Saturday, March 25, 2023

No time for ‘Hail Mary Pass’ in Debt Game

By on March 31, 2016

In the game of American football, there is a desperation play that involves heaving the ball more than 40 yards in the air, hoping a receiver from the offensive team will haul the ball in as time expires. It is called the “Hail Mary pass,” for it is a prayer play that borders on the miraculous—a last resort when there is little time on the clock and the offensive team must travel a long distance to obtain a score to either stay in the game or snatch an improbable victory from what was otherwise certain defeat.

Many of those same conditions exist today in Puerto Rico’s gridiron showdown with creditors. The clock is winding down, it is fourth and goal, and the commonwealth’s restructuring brigades have a massive stretch of yardage to cover.

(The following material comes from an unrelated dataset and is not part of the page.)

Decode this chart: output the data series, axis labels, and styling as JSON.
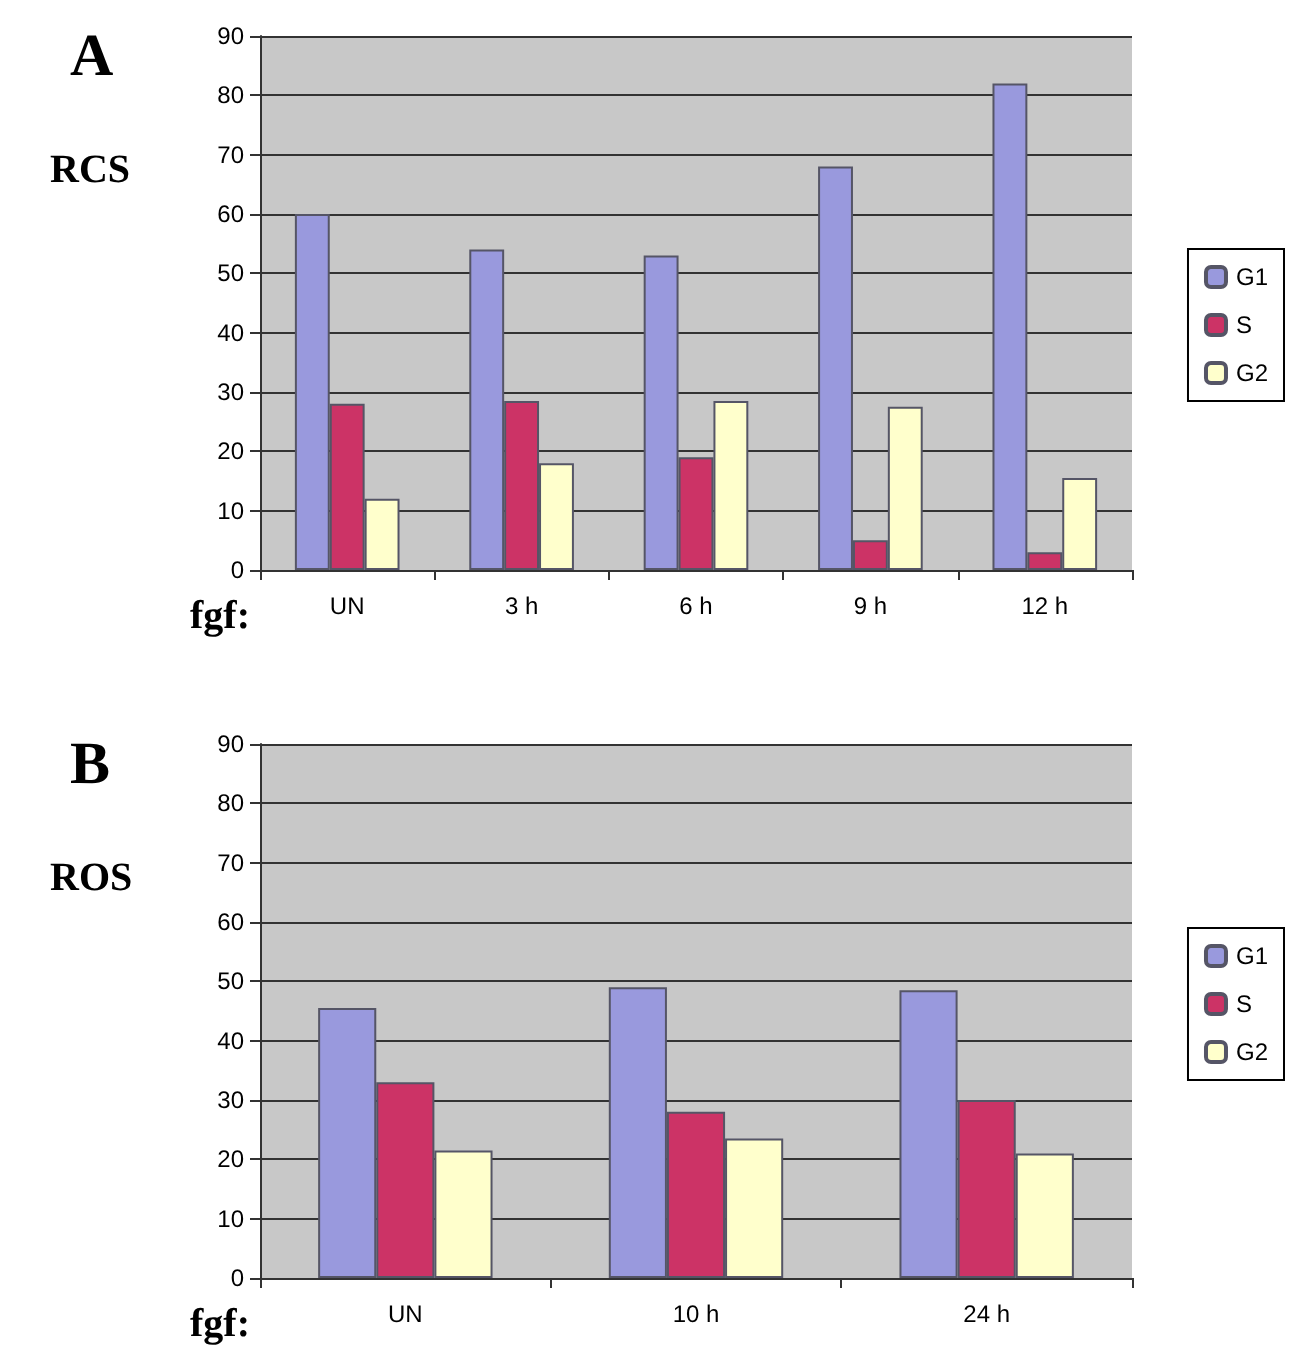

In football, Francis “Fran” Tarkenton, the legendary quarterback for the Minnesota Vikings during the 1970s, was known for scrambling before launching his desperation passes. In Puerto Rico’s restructuring game, the quarterback is Jim Millstein, a former chief restructuring officer for the U.S. Treasury, who is scrambling to meet the demands of some 18 creditor groups. He has been fleet of foot—it has yet to be seen if they have tired and are coming to grips with the fact that they will be grinding it out as the clock expires. There will be no Hail Mary pass—not in the U.S. Supreme Court where the recent hearing of oral arguments over the enforceability of the Debt Enforcement & Recovery Act looms large in the outcome of this contest. A decision favoring the Recovery Act would grant the commonwealth a mechanism to restructure its public corporations’ debt.

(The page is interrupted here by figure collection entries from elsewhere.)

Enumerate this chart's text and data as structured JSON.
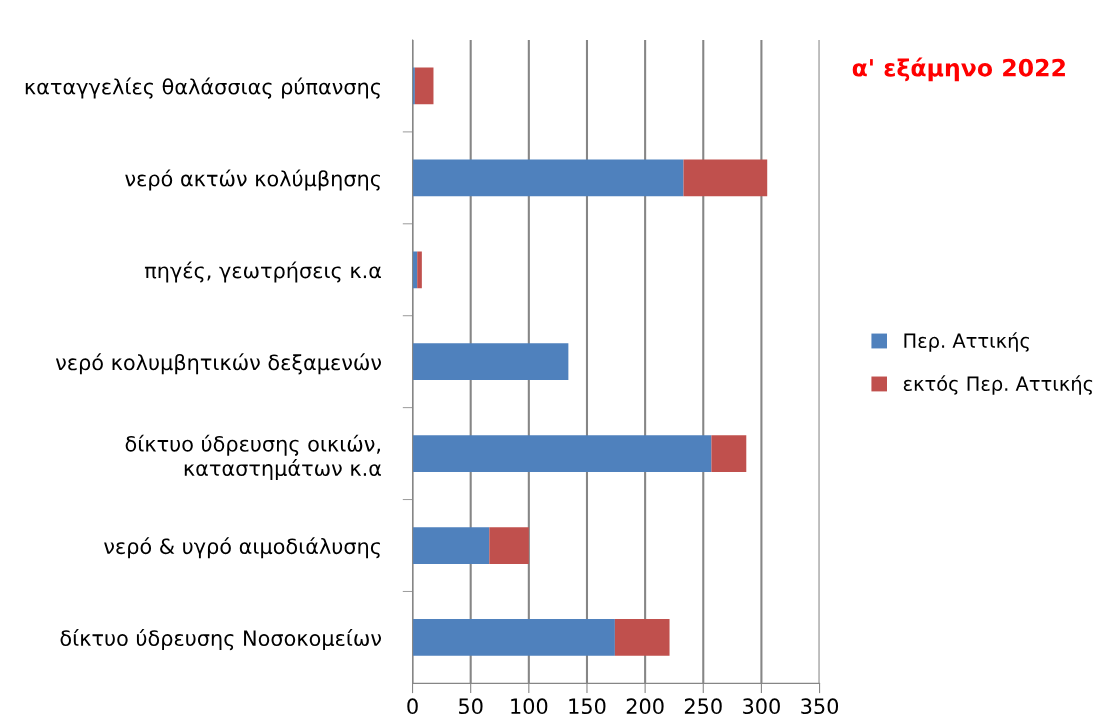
{
  "chart_data": {
    "type": "bar",
    "orientation": "horizontal",
    "stacked": true,
    "title": "α' εξάμηνο 2022",
    "categories": [
      "καταγγελίες θαλάσσιας ρύπανσης",
      "νερό ακτών κολύμβησης",
      "πηγές, γεωτρήσεις κ.α",
      "νερό κολυμβητικών δεξαμενών",
      "δίκτυο ύδρευσης οικιών,\nκαταστημάτων κ.α",
      "νερό & υγρό αιμοδιάλυσης",
      "δίκτυο ύδρευσης Νοσοκομείων"
    ],
    "series": [
      {
        "name": "Περ. Αττικής",
        "color": "#4f81bd",
        "values": [
          2,
          233,
          4,
          134,
          257,
          66,
          174
        ]
      },
      {
        "name": "εκτός Περ. Αττικής",
        "color": "#c0504d",
        "values": [
          16,
          72,
          4,
          null,
          30,
          34,
          47
        ]
      }
    ],
    "xlim": [
      0,
      350
    ],
    "xticks": [
      0,
      50,
      100,
      150,
      200,
      250,
      300,
      350
    ],
    "grid": "x",
    "legend": "right"
  }
}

No one should wish the untimely passing of friend or foe—but deep down, the plaintiffs must have felt the planets aligning when Justice Antonin Scalia moved to a higher judicial plane. Scalia was known for carrying the torch of originalism, bound to interpreting the U.S. Constitution according to the original meaning penned by the document’s drafters; he did not see the Magna Carta as a living, breathing document.

Scalia is no doubt in a better place, just as the chances of overturning the appellate court’s ruling have improved as the balance of justices who seem likely to side with the defendants have shifted with his death.

There are several possible scenarios in the high court—the Supremes could order the Recovery Act’s validation by the appellate court. The nine (now seven, actually, because of Scalia’s death and Judge Samuel Alito recusing himself) could send it back to the appellate court and ask for a reconsideration. The one thing that seems certain is that the Supremes will not act in time to help the severely decapitalized Government Development Bank to meet its debt-service payment on May 2.

Then there’s Congress, which has a huge audience holding its collective breath in anticipation of draft legislation to be formally submitted this week. As this newspaper was going to press, Rep. Rob Bishop (R-Utah) was to have filed a draft of a measure—leaked to the New York Times as a trial balloon—that is certain to draw staunch opposition from Democrats in the Senate who have been aggressively lobbied to defeat the bill. Their opposition traces to very onerous covenants in the text that promise to be voted down.

There will be no Hail Mary pass before May 2 and few people seem hopeful that more time will be put on the clock so that creditors and the commonwealth can grind it out. No matter what, this is unavoidable: consensual restructuring and moratoriums will come into play until the mess can be figured out.